Whether we like it or not, there is an immediacy in the modern world, within minutes of the missile attack on the shopping centre in Kremenchuk in Ukraine on Monday 27th June, the world knew and pictures were being streamed around the world, we woke up this morning (Tuesday 28th June) to news that at least forty-six people died in the back of a truck in San Antonio, Texas at six o’clock local time eleven o’clock in the evening GMT. I sometimes feel that the world is travelling to fast for me, and yet I find that decisions I should have taken years ago, plans that I really ought to have actioned, still sit undone. Why is it that some tasks feel to be onerous and time consuming, yet actually only take minutes to accomplish?

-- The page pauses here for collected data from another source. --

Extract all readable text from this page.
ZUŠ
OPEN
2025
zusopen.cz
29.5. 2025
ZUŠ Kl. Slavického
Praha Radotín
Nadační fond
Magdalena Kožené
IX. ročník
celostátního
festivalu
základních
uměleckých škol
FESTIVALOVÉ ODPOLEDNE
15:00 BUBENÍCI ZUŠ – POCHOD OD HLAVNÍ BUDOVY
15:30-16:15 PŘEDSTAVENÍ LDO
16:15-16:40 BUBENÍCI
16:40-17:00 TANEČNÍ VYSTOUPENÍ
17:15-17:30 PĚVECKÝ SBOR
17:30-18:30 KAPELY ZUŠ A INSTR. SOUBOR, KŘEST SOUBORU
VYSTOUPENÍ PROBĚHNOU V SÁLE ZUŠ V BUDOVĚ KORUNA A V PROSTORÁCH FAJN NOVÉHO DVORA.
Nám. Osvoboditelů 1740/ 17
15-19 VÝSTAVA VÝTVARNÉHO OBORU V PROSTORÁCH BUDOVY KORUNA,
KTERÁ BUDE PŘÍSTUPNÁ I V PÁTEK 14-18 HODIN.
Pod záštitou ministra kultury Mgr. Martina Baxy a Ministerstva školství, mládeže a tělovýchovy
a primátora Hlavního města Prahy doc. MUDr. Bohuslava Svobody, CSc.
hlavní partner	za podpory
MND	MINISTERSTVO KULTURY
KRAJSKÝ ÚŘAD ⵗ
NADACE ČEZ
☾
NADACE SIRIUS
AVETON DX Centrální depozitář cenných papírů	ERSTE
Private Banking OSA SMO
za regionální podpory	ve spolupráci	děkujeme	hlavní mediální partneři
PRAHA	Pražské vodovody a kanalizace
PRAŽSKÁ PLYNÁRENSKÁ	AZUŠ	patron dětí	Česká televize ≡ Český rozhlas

God loved the world so much that he sent Jesus to turn the people of the world around and set us on a new course, if you follow the gospel accounts of the life and work of this exceptional man, he gathered around him a motley crew of a dozen of the most unlikely men imaginable to be charged with establishing a Church set to serve the world for at lest the next two thousand years. For just three years, yes, thirty-six months, he prepared them, equipped them, gave them a couple of practice runs and then sent them out, and we are reading about those same three years, generations later. Why is it then that I see an urgency in the retailers trying to get their hands on our money, yet when it comes to a world energy crisis, a climate crisis, a food crisis, nations bombing each other, people taking advantage of peoples vulnerabilities and making fortunes, for them to die in pain and misery, are we suddenly content to take out time, and twenty years on have got little further than the planning stage.
There is an urgency in the world, we need to act, and act now!